Saturday, October 1, 2011

Deadly Manor (1990)

 Okay, image problems. For some reason, none of the discs in The Horror Collection will play on Windows Media Player, so my reviews for all six films will unfortunately be image free.

Ok, starting off my Halloween special for The Horror Collection: Six Tales of Terror is Deadly Manor, a 1990 slasher flick by Spanish director Jose Ramon Larraz.

Deadly Manor centres on a group of friends driving through the forest, looking for 'Lake Wapacanopo'. After picking up a shady hitchhiker, the group find themselves off-road. They find a seemingly abandoned manor and as it's getting dark and starting to rain, they decide to camp out in the derelict building.

The film starts off hilariously bad. After the opening credits and shots of corpses by a crunched-up car, we cut to our mains driving. The actors playing them are all very bad and it's very funny (though their acting does get better as the film goes on). Also funny are the dated references and when the music becomes outright zany! It was at this point in the movie-about eight minutes in-that I was gonna be seriously disappointed if it didn't turn out to be a road-trip comedy! Though fortunately or unfortunately (I'm still not sure which), the film does veer off into horror. And apparently, the film's composer(s) couldn't resist doing more zany music for the score, so for a majority of the movie, we don't hear a single bar of music.

So the group stumble upon the old mansion and one of the group, Helen (Claudia Franjul), a wise Latino woman cliche sees one of the house's windows be shut by an unseen person. So naturally she immediately comes to the conclusion that the house is evil. After failing to convince everyone to leave, she runs off. The rest of the group find a demolished car as a shrine, with a photo of a woman inside. They go inside the house just as it gets dark, and while they're under a roof, Helen is not so lucky...

In the house they encounter more oddities. The house is filled with photos of the mysterious woman from the car's photo, one of the walls starts to crack heavily and the shrine-car's horn starts beeping, apparently on its own. And a snake emerges from the cracked wall...yeah...a snake in the obviously cold, rainy weather this movie takes place in. This would make sense if the movie's villains  were supernatural, but they're not. Also found is a copy of the previous day's paper.

Though the characters are fun, they are unbelievably dense! So you've found a dingy house that's mocked up to be a shrine, which has a recent newspaper? Nah, nobody could possibly live here! So this house has coffins in the basement? Well they are empty after all! So you've found a scrapbook full of photos showing several naked, propped up corpses, as well as a cupboard with jars full of scalps? Gee, this house can't be that bad! *facepalm*. And yes, the characters really do only show minimal and temporary shock at the sight of JARS FILLED WITH SEVERED HUMAN SCALPS!

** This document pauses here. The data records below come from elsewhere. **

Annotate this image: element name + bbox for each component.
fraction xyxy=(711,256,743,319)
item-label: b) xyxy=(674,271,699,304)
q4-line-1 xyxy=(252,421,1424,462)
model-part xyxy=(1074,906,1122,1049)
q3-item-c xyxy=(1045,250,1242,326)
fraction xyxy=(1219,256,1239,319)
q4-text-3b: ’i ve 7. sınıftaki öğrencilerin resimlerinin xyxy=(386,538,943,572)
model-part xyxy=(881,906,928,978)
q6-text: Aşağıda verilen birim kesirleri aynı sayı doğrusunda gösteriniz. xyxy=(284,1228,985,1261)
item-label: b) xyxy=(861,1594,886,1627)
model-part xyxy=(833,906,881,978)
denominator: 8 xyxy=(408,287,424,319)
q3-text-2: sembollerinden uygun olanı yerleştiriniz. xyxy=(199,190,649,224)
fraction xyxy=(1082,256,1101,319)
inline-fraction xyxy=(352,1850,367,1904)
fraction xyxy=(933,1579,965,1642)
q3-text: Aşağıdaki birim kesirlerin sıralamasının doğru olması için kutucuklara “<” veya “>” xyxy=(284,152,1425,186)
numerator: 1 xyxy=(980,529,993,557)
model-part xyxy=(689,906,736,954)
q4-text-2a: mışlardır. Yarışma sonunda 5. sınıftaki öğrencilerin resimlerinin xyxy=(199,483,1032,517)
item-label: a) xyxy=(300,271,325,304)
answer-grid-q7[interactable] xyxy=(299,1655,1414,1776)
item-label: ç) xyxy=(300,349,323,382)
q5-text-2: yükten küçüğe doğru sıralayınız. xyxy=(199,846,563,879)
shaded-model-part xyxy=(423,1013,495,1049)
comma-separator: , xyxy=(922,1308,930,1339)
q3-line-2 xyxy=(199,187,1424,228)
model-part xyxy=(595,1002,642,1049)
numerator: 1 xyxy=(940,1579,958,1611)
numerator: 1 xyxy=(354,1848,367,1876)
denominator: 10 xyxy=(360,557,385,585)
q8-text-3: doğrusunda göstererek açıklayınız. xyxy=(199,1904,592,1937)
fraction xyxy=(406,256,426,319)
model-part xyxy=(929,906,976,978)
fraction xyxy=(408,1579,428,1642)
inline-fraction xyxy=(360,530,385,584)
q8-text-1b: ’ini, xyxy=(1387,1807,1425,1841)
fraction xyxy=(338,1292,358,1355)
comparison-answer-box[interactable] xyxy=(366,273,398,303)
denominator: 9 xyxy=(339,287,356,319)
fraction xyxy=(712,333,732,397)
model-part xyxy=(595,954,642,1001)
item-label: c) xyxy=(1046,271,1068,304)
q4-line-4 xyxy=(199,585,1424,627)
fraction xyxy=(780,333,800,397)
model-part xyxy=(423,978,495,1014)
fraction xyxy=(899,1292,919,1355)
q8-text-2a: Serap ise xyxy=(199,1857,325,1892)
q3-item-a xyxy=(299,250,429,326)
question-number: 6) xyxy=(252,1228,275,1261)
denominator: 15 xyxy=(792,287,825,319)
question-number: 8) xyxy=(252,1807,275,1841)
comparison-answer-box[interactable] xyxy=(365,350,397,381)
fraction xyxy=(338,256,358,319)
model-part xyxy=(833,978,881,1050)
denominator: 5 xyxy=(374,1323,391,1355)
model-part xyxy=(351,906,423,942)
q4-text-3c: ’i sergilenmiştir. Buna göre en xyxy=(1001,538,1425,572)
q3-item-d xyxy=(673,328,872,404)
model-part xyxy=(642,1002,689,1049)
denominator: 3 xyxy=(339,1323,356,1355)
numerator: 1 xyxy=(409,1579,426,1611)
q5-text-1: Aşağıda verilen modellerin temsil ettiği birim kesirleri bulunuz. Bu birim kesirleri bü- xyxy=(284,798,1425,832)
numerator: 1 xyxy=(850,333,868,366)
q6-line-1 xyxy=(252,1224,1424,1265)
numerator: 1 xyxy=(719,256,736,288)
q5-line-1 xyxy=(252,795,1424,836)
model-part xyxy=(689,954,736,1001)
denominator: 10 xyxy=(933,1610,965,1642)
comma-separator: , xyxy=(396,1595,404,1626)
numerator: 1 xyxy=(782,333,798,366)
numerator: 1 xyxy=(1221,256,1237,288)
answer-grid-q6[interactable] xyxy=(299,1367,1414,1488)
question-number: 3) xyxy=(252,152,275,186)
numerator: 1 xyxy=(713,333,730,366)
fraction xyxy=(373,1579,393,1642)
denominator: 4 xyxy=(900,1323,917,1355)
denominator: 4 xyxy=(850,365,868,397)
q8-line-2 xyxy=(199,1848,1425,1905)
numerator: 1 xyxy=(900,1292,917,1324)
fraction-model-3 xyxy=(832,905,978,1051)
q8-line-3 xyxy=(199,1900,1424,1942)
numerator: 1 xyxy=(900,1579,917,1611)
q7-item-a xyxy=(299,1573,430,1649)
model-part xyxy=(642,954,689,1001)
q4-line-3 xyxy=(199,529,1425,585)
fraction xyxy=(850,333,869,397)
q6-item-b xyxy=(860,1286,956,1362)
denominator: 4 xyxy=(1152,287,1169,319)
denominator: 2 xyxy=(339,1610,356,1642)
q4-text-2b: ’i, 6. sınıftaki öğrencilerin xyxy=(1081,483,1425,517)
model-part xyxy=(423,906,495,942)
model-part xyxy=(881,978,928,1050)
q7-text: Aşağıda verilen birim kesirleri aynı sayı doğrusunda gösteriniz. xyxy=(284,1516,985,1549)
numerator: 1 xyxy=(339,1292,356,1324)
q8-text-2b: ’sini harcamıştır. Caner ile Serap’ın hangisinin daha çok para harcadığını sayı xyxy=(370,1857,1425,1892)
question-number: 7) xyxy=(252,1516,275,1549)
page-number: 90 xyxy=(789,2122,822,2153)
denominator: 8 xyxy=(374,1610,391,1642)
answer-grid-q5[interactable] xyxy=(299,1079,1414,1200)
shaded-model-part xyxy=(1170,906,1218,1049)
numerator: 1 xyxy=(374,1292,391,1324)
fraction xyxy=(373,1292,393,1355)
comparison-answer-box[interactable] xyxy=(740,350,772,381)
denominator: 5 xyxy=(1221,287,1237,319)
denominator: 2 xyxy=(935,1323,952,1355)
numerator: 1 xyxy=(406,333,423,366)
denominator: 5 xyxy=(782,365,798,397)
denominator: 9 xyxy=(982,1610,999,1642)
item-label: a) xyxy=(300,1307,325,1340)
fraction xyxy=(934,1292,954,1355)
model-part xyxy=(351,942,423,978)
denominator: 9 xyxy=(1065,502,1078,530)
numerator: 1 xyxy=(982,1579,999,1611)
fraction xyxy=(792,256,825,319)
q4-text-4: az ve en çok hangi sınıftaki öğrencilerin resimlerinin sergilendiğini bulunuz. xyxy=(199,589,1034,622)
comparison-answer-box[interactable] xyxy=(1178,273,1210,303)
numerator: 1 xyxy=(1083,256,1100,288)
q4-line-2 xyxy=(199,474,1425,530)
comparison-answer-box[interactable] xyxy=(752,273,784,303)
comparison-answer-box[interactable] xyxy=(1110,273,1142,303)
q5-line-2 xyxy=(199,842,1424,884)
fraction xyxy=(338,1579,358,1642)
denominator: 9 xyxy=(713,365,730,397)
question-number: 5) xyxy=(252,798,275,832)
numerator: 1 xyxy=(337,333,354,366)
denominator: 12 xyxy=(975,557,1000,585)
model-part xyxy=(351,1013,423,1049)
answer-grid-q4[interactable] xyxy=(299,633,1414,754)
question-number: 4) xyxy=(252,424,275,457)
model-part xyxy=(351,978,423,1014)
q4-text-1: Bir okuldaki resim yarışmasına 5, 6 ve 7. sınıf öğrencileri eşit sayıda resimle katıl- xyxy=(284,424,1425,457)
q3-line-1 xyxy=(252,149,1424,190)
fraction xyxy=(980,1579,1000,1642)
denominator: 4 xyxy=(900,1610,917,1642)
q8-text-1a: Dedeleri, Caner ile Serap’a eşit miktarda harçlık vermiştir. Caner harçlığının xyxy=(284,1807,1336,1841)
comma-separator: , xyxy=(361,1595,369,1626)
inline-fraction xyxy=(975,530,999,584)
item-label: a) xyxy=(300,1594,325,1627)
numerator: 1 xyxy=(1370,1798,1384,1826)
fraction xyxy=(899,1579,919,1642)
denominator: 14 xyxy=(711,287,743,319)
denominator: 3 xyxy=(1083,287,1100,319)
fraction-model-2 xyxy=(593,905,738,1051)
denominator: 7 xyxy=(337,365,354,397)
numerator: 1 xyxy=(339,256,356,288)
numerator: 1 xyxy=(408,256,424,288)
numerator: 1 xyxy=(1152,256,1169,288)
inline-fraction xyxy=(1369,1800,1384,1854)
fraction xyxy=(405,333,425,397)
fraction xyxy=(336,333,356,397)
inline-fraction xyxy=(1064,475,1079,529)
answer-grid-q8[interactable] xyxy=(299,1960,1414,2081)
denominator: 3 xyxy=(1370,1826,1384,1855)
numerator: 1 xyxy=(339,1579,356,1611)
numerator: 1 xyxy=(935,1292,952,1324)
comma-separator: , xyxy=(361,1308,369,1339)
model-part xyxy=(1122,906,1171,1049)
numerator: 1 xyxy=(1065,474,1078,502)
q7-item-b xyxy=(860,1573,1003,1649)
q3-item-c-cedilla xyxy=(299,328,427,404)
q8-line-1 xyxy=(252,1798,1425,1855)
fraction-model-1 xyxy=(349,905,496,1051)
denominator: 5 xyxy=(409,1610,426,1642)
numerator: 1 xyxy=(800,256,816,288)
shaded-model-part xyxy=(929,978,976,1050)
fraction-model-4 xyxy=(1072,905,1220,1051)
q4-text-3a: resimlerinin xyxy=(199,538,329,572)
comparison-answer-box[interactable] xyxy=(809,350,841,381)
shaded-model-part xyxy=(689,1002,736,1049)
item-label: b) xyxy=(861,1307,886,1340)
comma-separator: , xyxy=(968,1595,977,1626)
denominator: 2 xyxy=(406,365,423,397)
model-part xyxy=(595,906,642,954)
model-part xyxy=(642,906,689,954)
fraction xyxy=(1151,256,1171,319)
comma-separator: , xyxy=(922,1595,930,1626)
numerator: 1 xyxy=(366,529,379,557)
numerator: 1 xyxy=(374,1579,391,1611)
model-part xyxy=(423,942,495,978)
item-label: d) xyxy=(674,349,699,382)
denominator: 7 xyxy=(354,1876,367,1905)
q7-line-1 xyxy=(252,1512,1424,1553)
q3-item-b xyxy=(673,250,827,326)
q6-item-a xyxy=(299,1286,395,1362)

So as it turns out, the hitcher, Jack (Clark Tufts) is really a criminal as shown by the frontpage article on the newspaper. Nobody finds this out though, as he burns the paper (for once I'd like to see a horror movie which has a hitchhiker as a good guy). Then Helen's boyfriend Tony (Greg Rhodes) does some further exploring of the house while everyone else is asleep. He drops asleep himself on a bed, then has dream sex with a redhead. Then whoever's watching this film realizes that the movie's about to hit the hour mark and only one person has died so far!

The film is pretty slow paced, but it doesn't really matter. That first hour builds up the characters (sort of) and builds up the mystery of the house. If anyone was bored however at the film's first hour, then the last half-hour certainly makes up for it.

In the film's last third, everyone starts dropping like flies. One guy gets his neck broken, another gets his throat sliced open, a girl gets her throat slitted and hung upside down, and in a rare break of tradition, the hitcher has nothing to do with the film's killer's (despite his sinister smiling throughout the film) and he himself has his throat cut. At the climax, there's only one survivor left, and it's up to her to find out who these killers are.

The killers turn out to be the mysterious redhead from Tony's dream sex, Amanda (Jennifer Delora) and her husband Alfred (William Russel). They were a happy couple until they were terrorized by bikers and their car crashed. While Alfred was no worse for wear, Amanda was severely disfigured and wore a mask from then on. They soon got their revenge on the bikers and started to kill anyone who went near their house.

They are about to kill the final girl when the cops burst in and fill Alfred full of lead. And then something totally unexpected happens. Amanda, the killer in a slasher film is arrested! Not killed by the final girl, or even killed by the cops, she's seriously arrested!

So, that was Deadly Manor. It was a fun little slasher film that, despite bad (at first) acting and a lot of the film shrouded in darkness, making it hard to see, was still fun. The gore effects were mainly used in the last half-hour and they are fine. Some of the acting is also fun, namely William Russel as Alfred (who was also Ian on (Classic) Doctor Who, which surprised me to no end!).

What was especially good about the film is the unpredictability of who will survive. The wise and possibly psychic Latino woman is the first to die and her boyfriend who has the majority of the screen-time dies as well. In the end, the final girl is one of the characters who's had the least amount of screen-time and dialogue! Also, none of the characters were unlikable (minus the killers), making the film that much better.

What I also liked about the movie was its Scooby Doo ending. The evil throughout the films is implied to be supernatural until the end, when it's revealed to be simply human, not a ghost, demon or immortal super-strong-hockey-player. Also funny is when Amanda manages to even get a "I'll get you, and your dumb dog too" style line at the end as well, before being taken away in handcuffs by the police.

So, that was Deadly Manor. In closing, it was an entertaining slasher film that actually tried to do something slightly varied during the dying days of the genre.







Also, HOLY CRAP! IAN FROM DOCTOR WHO WAS THE KILLER IN THIS MOVIE!!!